TISHCHENKO Symphony No 8. Concerto for Violin and Piano

Record and Artist Details

Composer or Director: Boris Ivanovich Tishchenko

Genre:

Orchestral

Label: Naxos

Media Format: CD or Download

Media Runtime: 59

Mastering:

DDD

Catalogue Number: 8 573343

8 573343. TISHCHENKO Symphony No 8. Concerto for Violin and Piano

Tracks:

Composition Artist Credit
Concerto for Violin, Piano and String Orchestra Boris Ivanovich Tishchenko, Composer
Boris Ivanovich Tishchenko, Composer
Chingiz Osmanov, Violin
Nikolai Mazhara, Piano
St Petersburg State Symphony Orchestra
Yury Serov, Conductor
Symphony No 8 Boris Ivanovich Tishchenko, Composer
Boris Ivanovich Tishchenko, Composer
St Petersburg State Symphony Orchestra
Yury Serov, Conductor
3 Songs to Poems by Marina Tsvetayeva Boris Ivanovich Tishchenko, Composer
Boris Ivanovich Tishchenko, Composer
Liudmila Shkirtil, Mezzo soprano
St Petersburg State Symphony Orchestra
Yury Serov, Conductor
Boris Tishchenko’s last numbered symphony, composed two years before his death in 2010 (a ninth was left unfinished), is a surprisingly mild affair. Surprising, that is, if you are expecting anything on the epic lines of the majority of the previous seven, or indeed anything as intense as the separate series of five ‘Dante’ Symphonies. But it doesn’t do to underestimate this composer, who was once touted, especially among his fellow Leningrad/St Petersburgers, as the natural successor to Shostakovich. Perhaps the first movement’s constant moves from innocence to corruption, followed by their intertwining, are the whole point. In fact the real clue is that the piece was intended as a complement to Schubert’s Unfinished – to be performed after it, without a break. The second movement is especially replete with echoes of that work, and the darker but still lean-scored finale, with a rabbit-out-of-the-hat B major conclusion, is presumably a modern hypothetical parallel to Schubert’s unwritten scherzo, or scherzo-cum-finale. Intriguing, to say the least.

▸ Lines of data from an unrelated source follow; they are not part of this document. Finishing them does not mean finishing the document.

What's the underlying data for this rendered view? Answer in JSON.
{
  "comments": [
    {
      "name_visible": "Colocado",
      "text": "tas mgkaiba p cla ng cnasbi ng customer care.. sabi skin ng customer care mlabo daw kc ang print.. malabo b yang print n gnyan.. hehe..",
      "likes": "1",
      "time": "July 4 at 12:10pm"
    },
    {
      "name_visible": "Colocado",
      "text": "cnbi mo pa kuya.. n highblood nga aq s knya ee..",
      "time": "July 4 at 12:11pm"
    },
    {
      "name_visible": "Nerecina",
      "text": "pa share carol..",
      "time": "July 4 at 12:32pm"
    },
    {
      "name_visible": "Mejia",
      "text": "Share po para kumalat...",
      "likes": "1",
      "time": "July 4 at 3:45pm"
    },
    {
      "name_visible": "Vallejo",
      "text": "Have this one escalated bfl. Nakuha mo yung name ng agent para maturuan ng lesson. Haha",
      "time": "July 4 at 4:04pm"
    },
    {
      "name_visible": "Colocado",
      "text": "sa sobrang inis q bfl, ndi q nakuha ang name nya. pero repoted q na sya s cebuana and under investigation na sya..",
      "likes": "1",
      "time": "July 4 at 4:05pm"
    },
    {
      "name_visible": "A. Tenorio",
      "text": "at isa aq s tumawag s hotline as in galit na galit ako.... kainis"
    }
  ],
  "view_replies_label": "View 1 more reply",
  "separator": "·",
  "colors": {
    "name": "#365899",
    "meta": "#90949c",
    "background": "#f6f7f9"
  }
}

The Tsvetayeva Songs, from 1970 but here in a refined 2014 orchestration by Tishchenko’s pupil Leonid Rezetdinov, are worthy companion pieces to the Shostakovich settings of the same poet from three years later. There are some revealing published letters between the two composers concerning choices of texts, and this recording puts flesh on those ideas.

The Concerto for violin, piano and string orchestra of 2006 has been recorded before, with a fraction more urgency and Soviet-style trenchancy, though in a less natural-sounding ambience than Naxos’s. There is a good deal more craziness – of a Schnittkean kind – here than in the other works on the new disc, albeit more within the gravitational pull of ‘familiar’ melody and harmony than in the case of Tishchenko’s Moscow-based rival for the post-Shostakovich crown. The boisterous Rondo second movement should be lapped up by anyone attuned to the hard-edged, calculatedly stupid-ironic combination of Shostakovich and Ives that became fashionable in Soviet music from the mid-1960s. Easier to resist is the Nymanesque blatancy of the finale, where irony is hard to detect.

There are occasional ragged edges in the playing, but more importantly a strong communicative presence under Yuri Serov’s guiding spirit, as we might expect from his sympathetic booklet-notes.